Less than two hours later he was “flush with money” with his wallet stuffed with banknotes.

He said text messages Thomson sent to Duncan Banks later that day were “a cynical attempt by him to cover his tracks”.

He also reminded the jury of the evidence of Andrew Gillies, a reluctant witness, who claimed Thomson joked with him that he knew Duncan had heroin, and £500, knew where his stash was and “felt like robbing him”.

Mr Ogg said there were plenty of Crown witnesses, many of whom were heroin users, who hadn’t been able to keep their story straight from one statement to the next.

He told the jury: “If there’s something that would make you pause then you must acquit the accused.

“He is an honest man. He tells the police he was there.  He’s not a suspect when he gives this statement. 

“He tells them his movements. He puts himself in the frame by giving evidence against himself.”

He questioned the police estimate that Duncan was killed between 9.30am and 11.30am on Sunday 27 September 2015 because the dog he was looking after had not soiled the room in which it was shut.

Mr Ogg said: "This is a dog that doesn’t do the toilet for 30 hours… unless someone’s put the dog in that room at a later time."

He also said the linear nature of the injuries to Duncan’s head were unlikely to have been caused by a rounded hammer, and no rust had been found in the wounds.

He said: “The Crown would have you believe that this is a man who murdered his friend in a most brutal fashion, a cowardly fashion, then he is texting his pal he plays football with.

“He goes home, doesn’t launder his clothes, doesn’t go into the shower scrubbing like Lady Macbeth. You saw him walking in Abbeyview, not concealing anything up his arm. 

“If he’s just come into money for which he’s murdered someone to death, he’s so stupid that he’ll have his wallet with money in it so obvious that the guy behind the counter comments on it?”

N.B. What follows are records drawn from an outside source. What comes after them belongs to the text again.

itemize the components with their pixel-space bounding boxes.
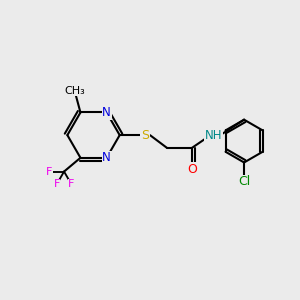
Text: Cl: Cl [238,175,250,188]
Text: N: N [102,106,111,119]
Text: CH₃: CH₃ [65,86,85,96]
Text: NH: NH [205,129,223,142]
Text: S: S [141,129,149,142]
Text: F: F [46,167,52,176]
Text: F: F [53,179,60,189]
Text: O: O [187,163,197,176]
Text: F: F [68,179,75,189]
Text: N: N [102,151,111,164]
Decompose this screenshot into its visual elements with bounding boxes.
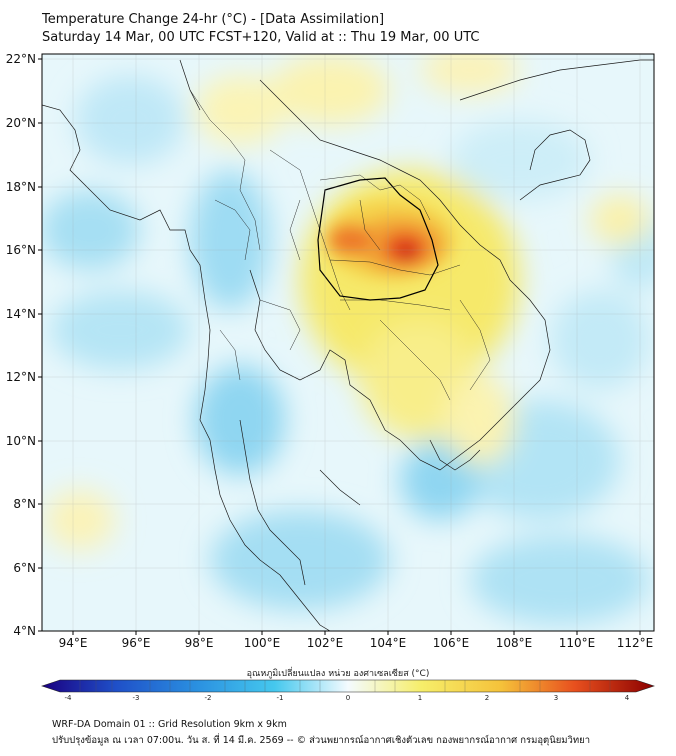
northeast-region-outline <box>317 177 439 301</box>
lon-ticks <box>72 631 641 635</box>
page-title: Temperature Change 24-hr (°C) - [Data As… <box>42 12 385 27</box>
lat-label-12: 12°N <box>6 370 36 384</box>
footer-domain-info: WRF-DA Domain 01 :: Grid Resolution 9km … <box>52 719 287 730</box>
lat-label-22: 22°N <box>6 52 36 66</box>
lat-label-20: 20°N <box>6 116 36 130</box>
colorbar-tick-0: 0 <box>346 694 350 702</box>
lon-label-104: 104°E <box>370 636 407 650</box>
lat-label-18: 18°N <box>6 180 36 194</box>
lon-label-94: 94°E <box>59 636 88 650</box>
colorbar-tick-3: 3 <box>554 694 558 702</box>
admin-borders <box>189 89 491 401</box>
lon-label-112: 112°E <box>617 636 654 650</box>
colorbar: -4 -3 -2 -1 0 1 2 3 4 <box>41 679 655 702</box>
temperature-field <box>42 54 654 631</box>
lon-label-106: 106°E <box>433 636 470 650</box>
lon-label-100: 100°E <box>244 636 281 650</box>
lat-label-10: 10°N <box>6 434 36 448</box>
colorbar-tick-neg1: -1 <box>277 694 284 702</box>
colorbar-bar <box>41 679 655 693</box>
lat-label-4: 4°N <box>13 624 36 638</box>
lon-label-96: 96°E <box>122 636 151 650</box>
gridlines <box>42 54 654 631</box>
colorbar-tick-neg2: -2 <box>205 694 212 702</box>
footer-update-info: ปรับปรุงข้อมูล ณ เวลา 07:00น. วัน ส. ที่… <box>52 735 591 746</box>
page-subtitle: Saturday 14 Mar, 00 UTC FCST+120, Valid … <box>42 30 480 45</box>
plot-frame <box>41 53 655 632</box>
lon-label-110: 110°E <box>559 636 596 650</box>
lon-label-108: 108°E <box>496 636 533 650</box>
lat-ticks <box>38 58 42 632</box>
colorbar-minor-ticks <box>79 680 611 692</box>
lon-label-98: 98°E <box>185 636 214 650</box>
lat-label-8: 8°N <box>13 497 36 511</box>
colorbar-tick-4: 4 <box>625 694 630 702</box>
colorbar-tick-2: 2 <box>485 694 489 702</box>
colorbar-tick-neg4: -4 <box>65 694 73 702</box>
colorbar-tick-neg3: -3 <box>133 694 140 702</box>
lat-label-6: 6°N <box>13 561 36 575</box>
lat-label-14: 14°N <box>6 307 36 321</box>
colorbar-tick-1: 1 <box>418 694 422 702</box>
colorbar-label: อุณหภูมิเปลี่ยนแปลง หน่วย องศาเซลเซียส (… <box>246 669 430 679</box>
lon-label-102: 102°E <box>307 636 344 650</box>
lat-label-16: 16°N <box>6 243 36 257</box>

He reminded the jury that Thomson had not wanted to tell anyone that he had got the money from illegally dealing heroin to fund his own habit.

He put Thomson’s initial reluctance to be quizzed by murder detectives down to the fact that he had warrants outstanding for his arrest and knew he would be kept in custody if he gave himself up.

He said: “He doesn’t want to be in jail for Christmas and he’s not going to get a charge of heroin. He’s preoccupied with the things that do worry him in his life, he’s not worrying about the murder investigation.”

Mr Ogg urged the jury to make their own deductions from the facts which they found proved in the case but warned them not to speculate.

He said: “Cases like this rely largely on circumstantial evidence. It isn’t weak evidence but it can be neutral evidence.

“I’ve invited you to look at it in other ways and look at the pattern of innocence around Steven Thomson.

“My friend is right that if you are in the grip of heroin you can be so ‘rattled’ that you would murder for it. That applies to other heroin addicts in this case.

“Circumstantial cases do lack that silver bullet of forensic evidence or eye witness accounts. It’s a step too far and a step into the unknown to say that my client murdered his friend.”

Judge Lady Rae adjourned the case until Monday morning when she will give her legal directions.